This wiki is associated with Cognito Mentoring, an advising service for learners run by Jonah Sinick and Vipul Naik. The wiki is very much in beta, so you're likely to find many broken links and incomplete pages. Please be patient with us as we continue to improve our offerings.
Please connect with us to offer feedback on the wiki content.

Computer science learning benefits

From Cognito
Jump to: navigation, search
This page lists benefits of learning the subject computer science. In other words, it tries to answer the question Why should I learn computer science? |See all pages on the benefits of learning specific subjects

Learning computer science offers many benefits.


Further information: Programming learning benefits

  1. Jobs that require programming: Learning programming opens the route to a number of jobs that require and rely upon programming skills, particularly jobs at software companies. In addition, research jobs in many areas of the mathematical, natural, and social sciences require some programming, though they may fall in category (2).
  2. Jobs that benefit from the ability to maintain and diagnose code: Some jobs do not directly require people ot write code from scratch, but they still rely on people running existing code. The ability to understand the code can help with maintaining and improving it from time to time to tweak it better to changing needs. For instance, trading and investment companies often rely on in-house software to carry out their job. The software may be tweaked occasionally when the trading strategies are modified. Being able to do this oneself can reduce the cost and hassle of outsourcing.
  3. Better understanding of computers and their operation: Computers are used for a wide variety of purposes. Even people who do not write code need to work with computers. Having a sense for how computers "think" and how to "communicate" with them, best acquired through programming, can help in other contexts.
  4. Better general understanding of modeling behavior and practice at logical thinking

Analysis of algorithms

  • Analysis of algorithms is a prerequisite to becoming a really good programmer, although it is not essential for rudimentary programming.
  • Analysis of algorithms is very helpful with making high-level decisions related to algorithms, particularly in cases where the algorithms are being scaled up.
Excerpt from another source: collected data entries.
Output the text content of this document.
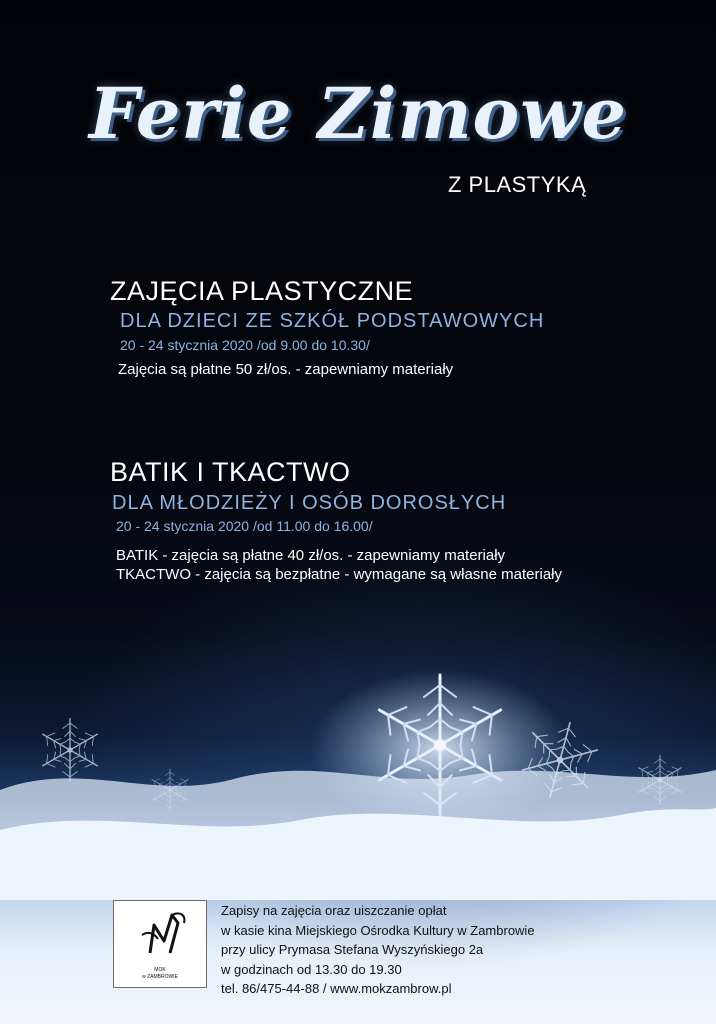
Ferie Zimowe
Z PLASTYKĄ
ZAJĘCIA PLASTYCZNE
DLA DZIECI ZE SZKÓŁ PODSTAWOWYCH
20 - 24 stycznia 2020 /od 9.00 do 10.30/
Zajęcia są płatne 50 zł/os. - zapewniamy materiały
BATIK I TKACTWO
DLA MŁODZIEŻY I OSÓB DOROSŁYCH
20 - 24 stycznia 2020 /od 11.00 do 16.00/
BATIK - zajęcia są płatne 40 zł/os. - zapewniamy materiały
TKACTWO - zajęcia są bezpłatne - wymagane są własne materiały
MOK
w ZAMBROWIE
Zapisy na zajęcia oraz uiszczanie opłat
w kasie kina Miejskiego Ośrodka Kultury w Zambrowie
przy ulicy Prymasa Stefana Wyszyńskiego 2a
w godzinach od 13.30 do 19.30
tel. 86/475-44-88 / www.mokzambrow.pl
Examples include making judgments about how the amount of memory used should scale with an increase in the userbase, or how much more computational power to buy to execute a task, or whether parallel processing would speed up the algorithm.
  • Analysis of algorithms also helps with building general analytical skills, in particular tracking inventory in time and space of various sorts.

Theory of computation (including automata and computational complexity theory)
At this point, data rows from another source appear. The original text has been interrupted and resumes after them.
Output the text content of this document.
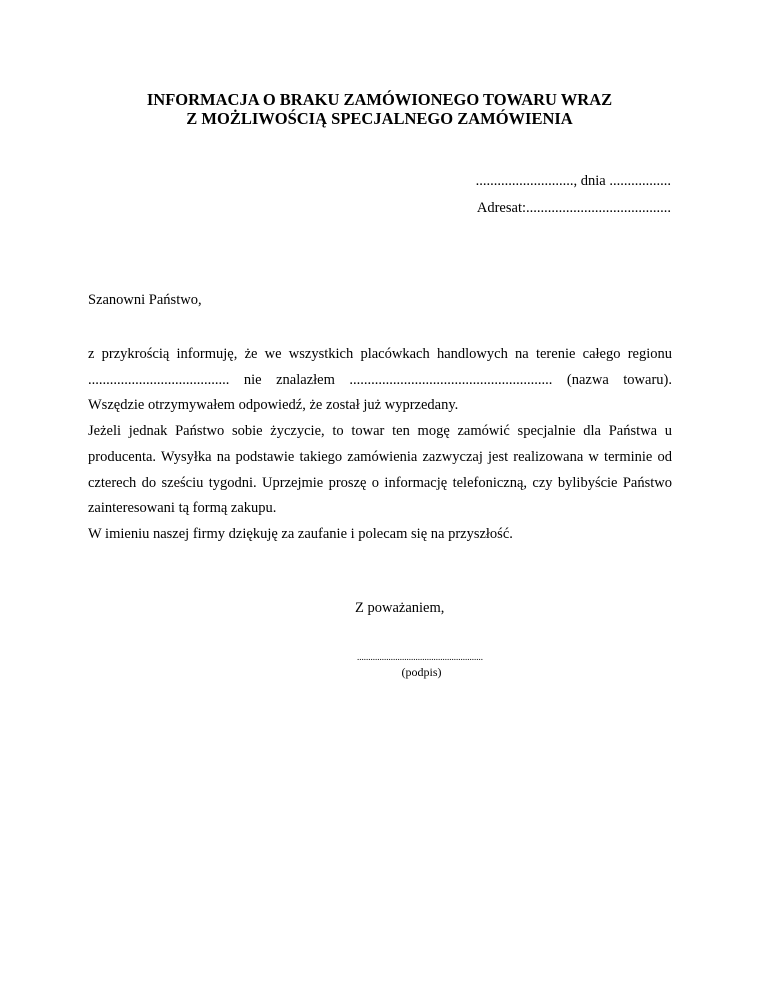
INFORMACJA O BRAKU ZAMÓWIONEGO TOWARU WRAZ
Z MOŻLIWOŚCIĄ SPECJALNEGO ZAMÓWIENIA
..........................., dnia .................
Adresat:........................................
Szanowni Państwo,

z przykrością informuję, że we wszystkich placówkach handlowych na terenie całego regionu ....................................... nie znalazłem ........................................................ (nazwa towaru). Wszędzie otrzymywałem odpowiedź, że został już wyprzedany.

Jeżeli jednak Państwo sobie życzycie, to towar ten mogę zamówić specjalnie dla Państwa u producenta. Wysyłka na podstawie takiego zamówienia zazwyczaj jest realizowana w terminie od czterech do sześciu tygodni. Uprzejmie proszę o informację telefoniczną, czy bylibyście Państwo zainteresowani tą formą zakupu.

W imieniu naszej firmy dziękuję za zaufanie i polecam się na przyszłość.

Z poważaniem,
........................................................
(podpis)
  • Knowledge of computational complexity theory is necessary for a deep understanding of algorithms, and that in turn helps with programming. However, the direct gains with respect to improving programming skill are not too high, and cases where computational complexity theory helps with a programming task are rare (basically, it's too meta).
  • Computational complexity theory is more helpful in understanding broadly what sort of computational tasks are realistically possible and what ones aren't, rather than figuring out how best to execute specific tasks. A strong knowledge of computational complexity theory helps one understand whether a particular computational task might become feasible with hardware speedups, whether it benefits from parallelization, etc.